I meravigliosi anni Venti. Una New York esagerata, ubriaca e luccicante di lustrini che reagisce all’ecatombe del primo conflitto mondiale. Nuovi e vecchi ricchi si danno alla pazza gioia, scialacquando fortune in fiumi di alcool ed esclusivi club clandestini, alla faccia del proibizionismo e dei matrimoni. D’amore o di convenienza non è dato sapere e nemmeno importa.

Daisy – Carey Mulligan (An Education; Drive) stucchevole e annoiata, ciondola su un divano di seta, circondata da leggere tende svolazzanti, con un diamante da capogiro al dito e un marito, il facoltoso e fedifrago giocatore di polo Tom Buchanan – Joel Edgerton (Zero Dark Thirty), che la tradisce con la moglie del benzinaio.

Tutto si mescola nella New York di Baz Luhrmann (Romeo+Juliet, Moulin Rouge!, Australia) il più esagerato dei registi contemporanei. Le lussuose ville di Long Island e la periferia ai piedi della città, che cresce vertiginosa in tutte le direzioni. I motori delle nuove macchine rombano sotto cofani brillanti e sfrecciano dai viali alberati al grigiore delle nuove strade, nere per la polvere di carbone.
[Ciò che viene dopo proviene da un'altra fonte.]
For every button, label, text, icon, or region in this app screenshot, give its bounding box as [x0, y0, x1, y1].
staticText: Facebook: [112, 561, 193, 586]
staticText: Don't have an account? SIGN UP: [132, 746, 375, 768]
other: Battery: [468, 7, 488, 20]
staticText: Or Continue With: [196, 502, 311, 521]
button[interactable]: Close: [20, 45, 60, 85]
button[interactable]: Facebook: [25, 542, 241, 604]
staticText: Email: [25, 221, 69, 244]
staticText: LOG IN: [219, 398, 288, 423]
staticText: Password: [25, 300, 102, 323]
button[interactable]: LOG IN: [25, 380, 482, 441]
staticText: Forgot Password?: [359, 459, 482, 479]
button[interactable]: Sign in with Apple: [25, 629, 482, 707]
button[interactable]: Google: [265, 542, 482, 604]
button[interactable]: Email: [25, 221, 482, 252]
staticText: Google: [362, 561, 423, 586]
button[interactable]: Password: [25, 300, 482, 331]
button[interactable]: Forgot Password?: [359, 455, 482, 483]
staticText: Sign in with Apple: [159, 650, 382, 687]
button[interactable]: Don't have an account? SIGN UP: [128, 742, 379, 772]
Lo squallore di un appartamentino dei sobborghi, dove si consuma il tradimento, e le lussuose feste di un ricco e misterioso gentiluomo, che ogni fine settimana apre i cancelli all’intera città come pegno d’amore. In attesa che lei, prima o poi, si presenti.

Al centro di tutto c’è Gatsby. Il volto perfetto di questa New York dissociata e dissociante, avida e superficiale, ingorda e annoiata, ma con ancora un barlume di quel romanticismo che il mondo si è lasciato alle spalle. Il sogno americano, deviato e figlio del suo tempo, dell’uomo che si è fatto da sé, non importa come.

Gatsby ha davanti un’ideale puro e perfetto da inseguire e da osservare dall’altra parte della baia.

Non si accorge di esserselo lasciato alle spalle.

In questo Di Caprio è bravissimo. L’ambiguità di Gatsby è palpabile, ma mai palese. È idealista, ingenuo, vulnerabile, ma nemmeno per un secondo vi troverete a credere fino in fondo che sia un santo o un uomo veramente rispettabile. Nessuno dei personaggi di questa storia lo è.

La facciata è tutto nei luccicanti anni Venti e Gatsby la sua l’ha tirata a lucido. Per far parte del loro mondo si è adeguato a loro, ma non è che un mezzo per uno scopo più alto che, ne è fermamente convinto, presto raggiungerà. E potrà ricominciare da dove l’aveva interrotta per vivere la vita che ha sempre sognato.

Non sono rispettabili, ma sono belli. Anche Carey Mulligan lo è. E brava. Sotto i modi leziosi e annoiati, si intravede sempre il tormento della consapevolezza che a Gatsby manca: il meglio è già passato.

Non c’ è posto per i rimpianti nel mondo dei Buchanan, né per la speranza di Gatsby. Non c’è posto per nulla che possa far soffrire. Hanno sofferto abbastanza o non hanno sofferto mai e non ne vogliono sapere di responsabilità, di futuro, di decisioni da prendere. Tutto deve rimanere immutabile e facile, così com’è.

Luhrmann ci regala degli stralci di Francis Scott Fitgerald, incastonati in una sceneggiatura forse un po’ troppo debole, che fa da contraltare a una regia vorticosa, scene e costumi esagerati, location da favola.

Eppure nonostante la bravura degli attori, la magnificenza delle ambientazioni, la bellezza ed eleganza dei personaggi, Il grande Gatsby di Luhrmann non emoziona mai.

Sbalordisce, lascia senza fiato, intontisce. Fa sognare quelle favolose vite sull’orlo dell’abisso, ma è tutta bellezza muta. Manca il sentimento. Il cinismo ha fatto man bassa e non ne rimane traccia da nessuna parte.

Forse un po’ alle spalle di Gatsby. Quello che lui crede di avere davanti a sé, dall’altra parte della baia. Ma se non riesce a raggiungerlo lui, figuratevi noi.